Methods and Materials for Assaying Non-SCD1 Isoforms

UW-Madison researchers have developed useful tools for the discovery of SCD inhibitors. The invention consists of cDNAs for murine SCD2 and SCD3 and human SCD5, along with a stable mammalian cell line and yeast strain that express human SCD5. In addition, the invention includes SCD2, and SCD3 knockout and transgenic mice, as well as the targeting constructs used to generate the SCD1 and SCD3 transgenic mice.

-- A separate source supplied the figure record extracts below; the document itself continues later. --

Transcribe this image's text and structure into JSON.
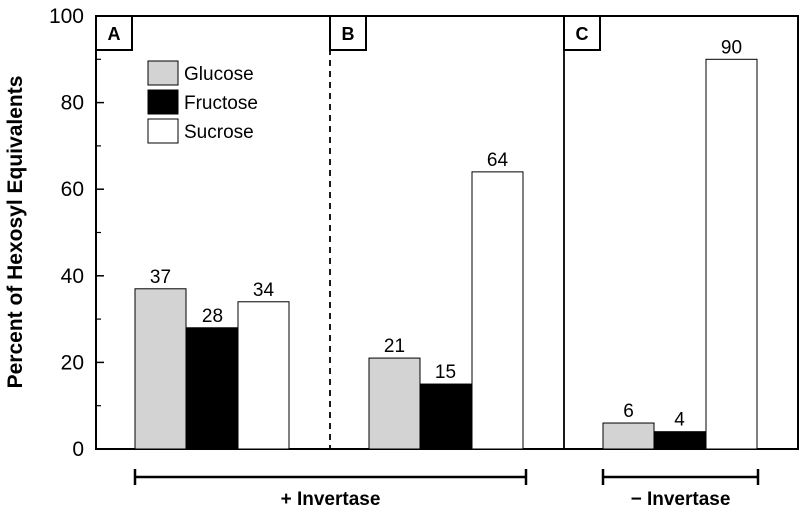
{
  "chart_data": {
    "type": "bar",
    "ylabel": "Percent of Hexosyl Equivalents",
    "ylim": [
      0,
      100
    ],
    "yticks": [
      0,
      20,
      40,
      60,
      80,
      100
    ],
    "legend": {
      "placement": "top-left",
      "entries": [
        {
          "name": "Glucose",
          "color": "#d3d3d3"
        },
        {
          "name": "Fructose",
          "color": "#000000"
        },
        {
          "name": "Sucrose",
          "color": "#ffffff"
        }
      ]
    },
    "panels": [
      {
        "label": "A",
        "values": [
          37,
          28,
          34
        ],
        "value_labels": [
          "37",
          "28",
          "34"
        ]
      },
      {
        "label": "B",
        "values": [
          21,
          15,
          64
        ],
        "value_labels": [
          "21",
          "15",
          "64"
        ]
      },
      {
        "label": "C",
        "values": [
          6,
          4,
          90
        ],
        "value_labels": [
          "6",
          "4",
          "90"
        ]
      }
    ],
    "groups": [
      {
        "label": "+ Invertase",
        "panels": [
          "A",
          "B"
        ]
      },
      {
        "label": "− Invertase",
        "panels": [
          "C"
        ]
      }
    ],
    "divider_styles": [
      "dashed",
      "solid"
    ]
  }
}
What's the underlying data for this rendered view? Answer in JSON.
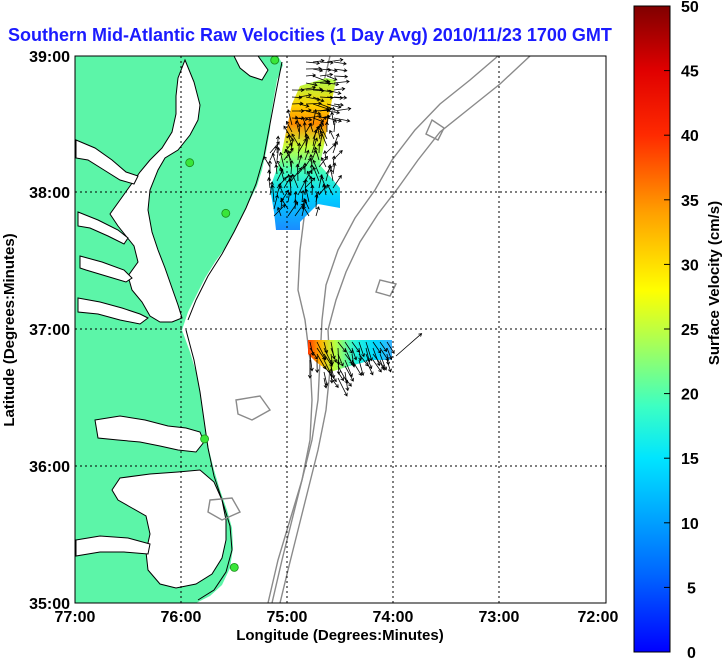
{
  "title": "Southern Mid-Atlantic Raw Velocities (1 Day Avg) 2010/11/23 1700 GMT",
  "colors": {
    "title": "#1b1bff",
    "land": "#5cf5a8",
    "water": "#ffffff",
    "bathymetry": "#8a8a8a",
    "station": "#39e639"
  },
  "map": {
    "x_label": "Longitude (Degrees:Minutes)",
    "y_label": "Latitude (Degrees:Minutes)",
    "x_ticks": [
      "77:00",
      "76:00",
      "75:00",
      "74:00",
      "73:00",
      "72:00"
    ],
    "y_ticks": [
      "39:00",
      "38:00",
      "37:00",
      "36:00",
      "35:00"
    ],
    "lon_range_west": [
      77,
      72
    ],
    "lat_range": [
      35,
      39
    ],
    "grid": "dotted"
  },
  "colorbar": {
    "label": "Surface Velocity (cm/s)",
    "units": "cm/s",
    "min": 0,
    "max": 50,
    "ticks": [
      "50",
      "45",
      "40",
      "35",
      "30",
      "25",
      "20",
      "15",
      "10",
      "5",
      "0"
    ],
    "colormap": "jet"
  },
  "stations": [
    {
      "lat": 38.97,
      "lon_w": 75.12
    },
    {
      "lat": 38.22,
      "lon_w": 75.92
    },
    {
      "lat": 37.85,
      "lon_w": 75.58
    },
    {
      "lat": 36.2,
      "lon_w": 75.78
    },
    {
      "lat": 35.26,
      "lon_w": 75.5
    }
  ]
}
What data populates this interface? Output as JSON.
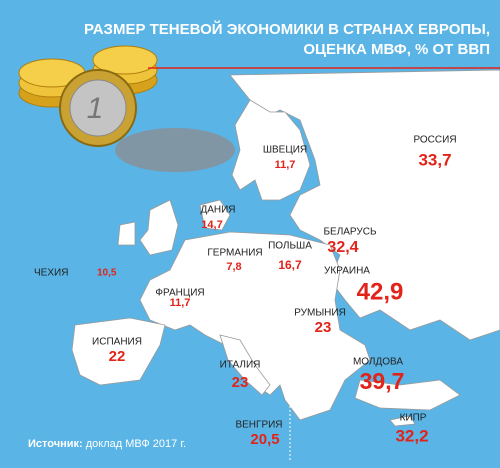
{
  "header": {
    "title_lines": [
      "РАЗМЕР ТЕНЕВОЙ ЭКОНОМИКИ В СТРАНАХ ЕВРОПЫ,",
      "ОЦЕНКА МВФ, % ОТ ВВП"
    ]
  },
  "countries": [
    {
      "name": "РОССИЯ",
      "value": "33,7"
    },
    {
      "name": "ШВЕЦИЯ",
      "value": "11,7"
    },
    {
      "name": "ДАНИЯ",
      "value": "14,7"
    },
    {
      "name": "БЕЛАРУСЬ",
      "value": "32,4"
    },
    {
      "name": "ГЕРМАНИЯ",
      "value": "7,8"
    },
    {
      "name": "ПОЛЬША",
      "value": "16,7"
    },
    {
      "name": "УКРАИНА",
      "value": "42,9"
    },
    {
      "name": "ЧЕХИЯ",
      "value": "10,5"
    },
    {
      "name": "ФРАНЦИЯ",
      "value": "11,7"
    },
    {
      "name": "РУМЫНИЯ",
      "value": "23"
    },
    {
      "name": "ИСПАНИЯ",
      "value": "22"
    },
    {
      "name": "ИТАЛИЯ",
      "value": "23"
    },
    {
      "name": "МОЛДОВА",
      "value": "39,7"
    },
    {
      "name": "ВЕНГРИЯ",
      "value": "20,5"
    },
    {
      "name": "КИПР",
      "value": "32,2"
    }
  ],
  "source": {
    "label": "Источник:",
    "text": "доклад МВФ 2017 г."
  }
}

Mouse Strains and Cells Useful to Investigate Tissue-Specific Roles of Stearoyl-CoA Desaturase Isoforms

A UW–Madison researcher has developed several mouse strains and cells useful in the study of SCDs.  To understand the tissue-specific role of SCD1 and other SCD isoforms in disorders such as obesity, diabetes, cancer, inflammation, atherosclerosis and metabolism, the researcher generated mice with tissue-specific knockouts of SCDs.  He also developed transgenic mice in which SCDs can be overexpressed in specific tissues.

Method to Screen for Novel Antibiotics

UW-Madison researchers have developed an indicator strain of Bacillus subtilis, which can detect potential antibiotic compounds that inhibit cell wall biosynthesis. This reporter strain includes the vancomycin-inducible VanA operon, which is responsible for a major form of inducible resistance to glycopeptide antibiotics, operably linked to a reporter gene.

To screen compounds for efficacy as antibiotics, a test compound is exposed to the strain. The effects of the compound on the indicator strain’s growth, as well as the presence or absence of the reporter gene product are observed. If the reporter gene product is present and growth of the indicator bacterial strain is inhibited or reduced, then the compound likely inhibits bacterial wall synthesis and is a potential, new antibiotic compound.